Да, да, потом, в самом конце, будет карнавал на Лунете, она же – поле Уоллеса, под стенами Интрамуроса и под окнами моего отеля.
Две недели безумных ночей с оркестрами, перекрикивающими друг друга, с королевами красоты из столицы и провинций, а еще маски, цветы, перья. Там всегда, каждый год, бывает этот человек, в домино и маске, известным всем, он танцует как никто и приглашает лучшую из претенденток на титул новой королевы красоты. И оркестр играет «Если бы ты знала».
А еще – скоро – из-за грозового горизонта придет корабль, он горой нависнет над пристанью, отель станет маленьким, по косой лестнице спустится Элистер. И Баттерфляй не выдержит такого счастья.
А пока что Баттерфляй сидит за столом на возвышении, Лола все узнала про прожекторы и вообще фактически наняла человека, который будет делать все, что нужно для того самого, нашего карнавала. И возьмет за это недешево.
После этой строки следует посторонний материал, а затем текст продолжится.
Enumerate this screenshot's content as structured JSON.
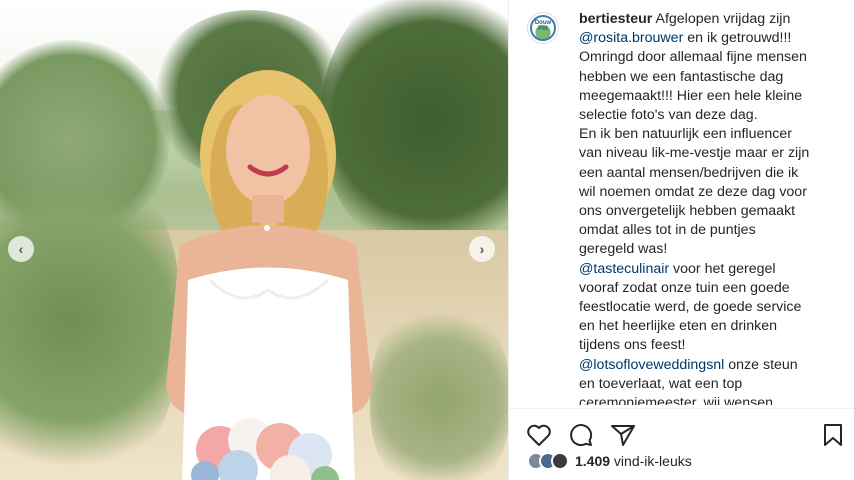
{
  "post": {
    "username": "bertiesteur",
    "avatar_text_line1": "Douw",
    "avatar_text_line2": "Pot",
    "caption": [
      {
        "segments": [
          {
            "type": "user",
            "text": "bertiesteur"
          },
          {
            "type": "text",
            "text": " Afgelopen vrijdag zijn "
          }
        ]
      },
      {
        "segments": [
          {
            "type": "mention",
            "text": "@rosita.brouwer"
          },
          {
            "type": "text",
            "text": " en ik getrouwd!!!"
          }
        ]
      },
      {
        "segments": [
          {
            "type": "text",
            "text": "Omringd door allemaal fijne mensen"
          }
        ]
      },
      {
        "segments": [
          {
            "type": "text",
            "text": "hebben we een fantastische dag"
          }
        ]
      },
      {
        "segments": [
          {
            "type": "text",
            "text": "meegemaakt!!! Hier een hele kleine"
          }
        ]
      },
      {
        "segments": [
          {
            "type": "text",
            "text": "selectie foto's van deze dag."
          }
        ]
      },
      {
        "segments": [
          {
            "type": "text",
            "text": "En ik ben natuurlijk een influencer"
          }
        ]
      },
      {
        "segments": [
          {
            "type": "text",
            "text": "van niveau lik-me-vestje maar er zijn"
          }
        ]
      },
      {
        "segments": [
          {
            "type": "text",
            "text": "een aantal mensen/bedrijven die ik"
          }
        ]
      },
      {
        "segments": [
          {
            "type": "text",
            "text": "wil noemen omdat ze deze dag voor"
          }
        ]
      },
      {
        "segments": [
          {
            "type": "text",
            "text": "ons onvergetelijk hebben gemaakt"
          }
        ]
      },
      {
        "segments": [
          {
            "type": "text",
            "text": "omdat alles tot in de puntjes"
          }
        ]
      },
      {
        "segments": [
          {
            "type": "text",
            "text": "geregeld was!"
          }
        ]
      },
      {
        "segments": [
          {
            "type": "mention",
            "text": "@tasteculinair"
          },
          {
            "type": "text",
            "text": " voor het geregel"
          }
        ]
      },
      {
        "segments": [
          {
            "type": "text",
            "text": "vooraf zodat onze tuin een goede"
          }
        ]
      },
      {
        "segments": [
          {
            "type": "text",
            "text": "feestlocatie werd, de goede service"
          }
        ]
      },
      {
        "segments": [
          {
            "type": "text",
            "text": "en het heerlijke eten en drinken"
          }
        ]
      },
      {
        "segments": [
          {
            "type": "text",
            "text": "tijdens ons feest!"
          }
        ]
      },
      {
        "segments": [
          {
            "type": "mention",
            "text": "@lotsofloveweddingsnl"
          },
          {
            "type": "text",
            "text": " onze steun"
          }
        ]
      },
      {
        "segments": [
          {
            "type": "text",
            "text": "en toeverlaat, wat een top"
          }
        ]
      },
      {
        "segments": [
          {
            "type": "text",
            "text": "ceremoniemeester, wij wensen"
          }
        ]
      }
    ],
    "likes_count": "1.409",
    "likes_suffix": " vind-ik-leuks",
    "icons": {
      "prev": "chevron-left-icon",
      "next": "chevron-right-icon",
      "like": "heart-icon",
      "comment": "comment-bubble-icon",
      "share": "paper-plane-icon",
      "save": "bookmark-icon"
    },
    "colors": {
      "mention": "#00376b",
      "text": "#262626",
      "divider": "#efefef"
    }
  }
}
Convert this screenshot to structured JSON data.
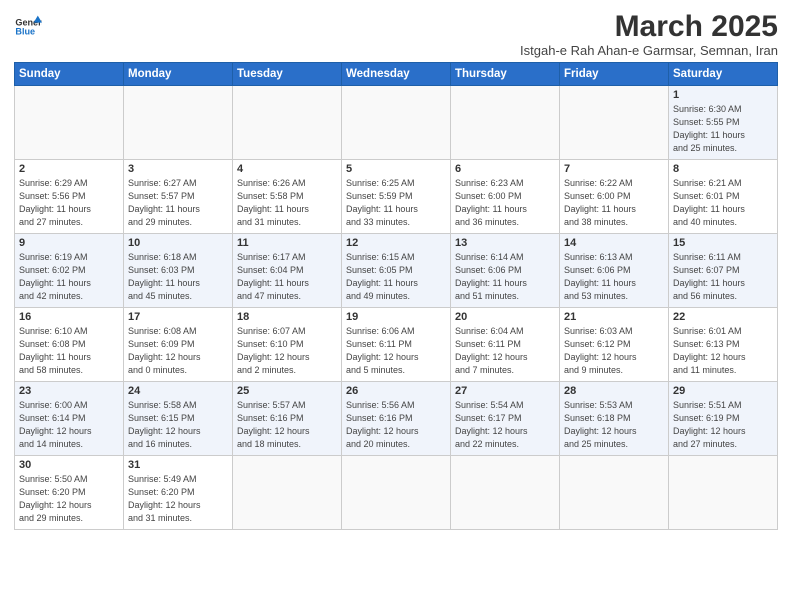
{
  "logo": {
    "line1": "General",
    "line2": "Blue"
  },
  "title": "March 2025",
  "subtitle": "Istgah-e Rah Ahan-e Garmsar, Semnan, Iran",
  "days_of_week": [
    "Sunday",
    "Monday",
    "Tuesday",
    "Wednesday",
    "Thursday",
    "Friday",
    "Saturday"
  ],
  "weeks": [
    [
      {
        "day": "",
        "info": ""
      },
      {
        "day": "",
        "info": ""
      },
      {
        "day": "",
        "info": ""
      },
      {
        "day": "",
        "info": ""
      },
      {
        "day": "",
        "info": ""
      },
      {
        "day": "",
        "info": ""
      },
      {
        "day": "1",
        "info": "Sunrise: 6:30 AM\nSunset: 5:55 PM\nDaylight: 11 hours\nand 25 minutes."
      }
    ],
    [
      {
        "day": "2",
        "info": "Sunrise: 6:29 AM\nSunset: 5:56 PM\nDaylight: 11 hours\nand 27 minutes."
      },
      {
        "day": "3",
        "info": "Sunrise: 6:27 AM\nSunset: 5:57 PM\nDaylight: 11 hours\nand 29 minutes."
      },
      {
        "day": "4",
        "info": "Sunrise: 6:26 AM\nSunset: 5:58 PM\nDaylight: 11 hours\nand 31 minutes."
      },
      {
        "day": "5",
        "info": "Sunrise: 6:25 AM\nSunset: 5:59 PM\nDaylight: 11 hours\nand 33 minutes."
      },
      {
        "day": "6",
        "info": "Sunrise: 6:23 AM\nSunset: 6:00 PM\nDaylight: 11 hours\nand 36 minutes."
      },
      {
        "day": "7",
        "info": "Sunrise: 6:22 AM\nSunset: 6:00 PM\nDaylight: 11 hours\nand 38 minutes."
      },
      {
        "day": "8",
        "info": "Sunrise: 6:21 AM\nSunset: 6:01 PM\nDaylight: 11 hours\nand 40 minutes."
      }
    ],
    [
      {
        "day": "9",
        "info": "Sunrise: 6:19 AM\nSunset: 6:02 PM\nDaylight: 11 hours\nand 42 minutes."
      },
      {
        "day": "10",
        "info": "Sunrise: 6:18 AM\nSunset: 6:03 PM\nDaylight: 11 hours\nand 45 minutes."
      },
      {
        "day": "11",
        "info": "Sunrise: 6:17 AM\nSunset: 6:04 PM\nDaylight: 11 hours\nand 47 minutes."
      },
      {
        "day": "12",
        "info": "Sunrise: 6:15 AM\nSunset: 6:05 PM\nDaylight: 11 hours\nand 49 minutes."
      },
      {
        "day": "13",
        "info": "Sunrise: 6:14 AM\nSunset: 6:06 PM\nDaylight: 11 hours\nand 51 minutes."
      },
      {
        "day": "14",
        "info": "Sunrise: 6:13 AM\nSunset: 6:06 PM\nDaylight: 11 hours\nand 53 minutes."
      },
      {
        "day": "15",
        "info": "Sunrise: 6:11 AM\nSunset: 6:07 PM\nDaylight: 11 hours\nand 56 minutes."
      }
    ],
    [
      {
        "day": "16",
        "info": "Sunrise: 6:10 AM\nSunset: 6:08 PM\nDaylight: 11 hours\nand 58 minutes."
      },
      {
        "day": "17",
        "info": "Sunrise: 6:08 AM\nSunset: 6:09 PM\nDaylight: 12 hours\nand 0 minutes."
      },
      {
        "day": "18",
        "info": "Sunrise: 6:07 AM\nSunset: 6:10 PM\nDaylight: 12 hours\nand 2 minutes."
      },
      {
        "day": "19",
        "info": "Sunrise: 6:06 AM\nSunset: 6:11 PM\nDaylight: 12 hours\nand 5 minutes."
      },
      {
        "day": "20",
        "info": "Sunrise: 6:04 AM\nSunset: 6:11 PM\nDaylight: 12 hours\nand 7 minutes."
      },
      {
        "day": "21",
        "info": "Sunrise: 6:03 AM\nSunset: 6:12 PM\nDaylight: 12 hours\nand 9 minutes."
      },
      {
        "day": "22",
        "info": "Sunrise: 6:01 AM\nSunset: 6:13 PM\nDaylight: 12 hours\nand 11 minutes."
      }
    ],
    [
      {
        "day": "23",
        "info": "Sunrise: 6:00 AM\nSunset: 6:14 PM\nDaylight: 12 hours\nand 14 minutes."
      },
      {
        "day": "24",
        "info": "Sunrise: 5:58 AM\nSunset: 6:15 PM\nDaylight: 12 hours\nand 16 minutes."
      },
      {
        "day": "25",
        "info": "Sunrise: 5:57 AM\nSunset: 6:16 PM\nDaylight: 12 hours\nand 18 minutes."
      },
      {
        "day": "26",
        "info": "Sunrise: 5:56 AM\nSunset: 6:16 PM\nDaylight: 12 hours\nand 20 minutes."
      },
      {
        "day": "27",
        "info": "Sunrise: 5:54 AM\nSunset: 6:17 PM\nDaylight: 12 hours\nand 22 minutes."
      },
      {
        "day": "28",
        "info": "Sunrise: 5:53 AM\nSunset: 6:18 PM\nDaylight: 12 hours\nand 25 minutes."
      },
      {
        "day": "29",
        "info": "Sunrise: 5:51 AM\nSunset: 6:19 PM\nDaylight: 12 hours\nand 27 minutes."
      }
    ],
    [
      {
        "day": "30",
        "info": "Sunrise: 5:50 AM\nSunset: 6:20 PM\nDaylight: 12 hours\nand 29 minutes."
      },
      {
        "day": "31",
        "info": "Sunrise: 5:49 AM\nSunset: 6:20 PM\nDaylight: 12 hours\nand 31 minutes."
      },
      {
        "day": "",
        "info": ""
      },
      {
        "day": "",
        "info": ""
      },
      {
        "day": "",
        "info": ""
      },
      {
        "day": "",
        "info": ""
      },
      {
        "day": "",
        "info": ""
      }
    ]
  ]
}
Все получается. Даже у Моны Барсаны все вышло отлично, у меня на столе коробка из-под сигар «Дон Мануэль» (хорошо, что президент об этом не знает, или, по крайней мере, не пробовал то, что было в коробке). А сейчас в ней – совсем другие сигары, да-да, вот такие мне и нужны. Ну, может быть, в небольшой «короне» надо добавить шоколадного оттенка, если такой лист для начинки можно вырастить.
Тем временем я нервно перелистываю то, что просматриваю всегда и везде, вожу с собой, в этот раз шутки ради положила в сейф отеля. Помогает отвлечься от японцев и прочих загадочных персонажей. Что там придумали нового – как всегда, именно американцы, а вовсе не хозяева половины мира, мои дорогие британцы? Вот: авто в форме «слезы» появилось на улицах Чикаго, развивает до 100 миль в час. Ртутная лампочка – в 200 раз сильнее домашней лампы. Новый магнитный сплав. Улучшенный, вдвое дольше служащий полировочный блок для мебели – а вот это уже хорошо, потому что просто. Ребята из «Дженерал электрик» изобрели новые фонари для шоссе, 400 свечей, нет, не то. Что за бред – какая-то крыса из нержавеющей стали, на колесиках, путем проб и ошибок находит путь в лабиринте и запоминает его. Изобрел доктор Стивенсон Смит из Вашингтонского университета. Нет-нет.
А это просто скучно: «Студебекер», самая умная машина 1935 года для думающих покупателей в 1936-м. В пятницу ее покажут в «Манила Моторс». Авто стали страшные: горбатые, со скошенным задом, этакие гиппопотамчики. Хотя некий NASH-400 1936 года – первый в мире автомобиль, где не надо открывать капот, чтобы заправить его газолином, – это еще ничего.
А вот это – ну-ка, ну-ка… Создается система охлаждения воздуха для автобусов и авто. Какая же безумно простая идея или просто безумная. У меня дома целых два рефрижератора, и я хорошо знаю, что эта штука – для весьма преуспевающих. И не испугаться совместить недешевое авто с дико дорогим рефрижератором – это уже почти гениально. Да, машина похожа черт знает на что, с этой громадной штукой на крыше – конденсером, холодной змеей в решетке. Да, она будет пачкаться, ее будет заливать дождь, сверху падать кокосовые орехи. Ну и что, найдут как сделать красивой и защищенной эту странную нашлепку. Придумал Ральф Пео из Буффало, называет свое изобретение «погодой по заказу». Еще не начато промышленное применение. Браво!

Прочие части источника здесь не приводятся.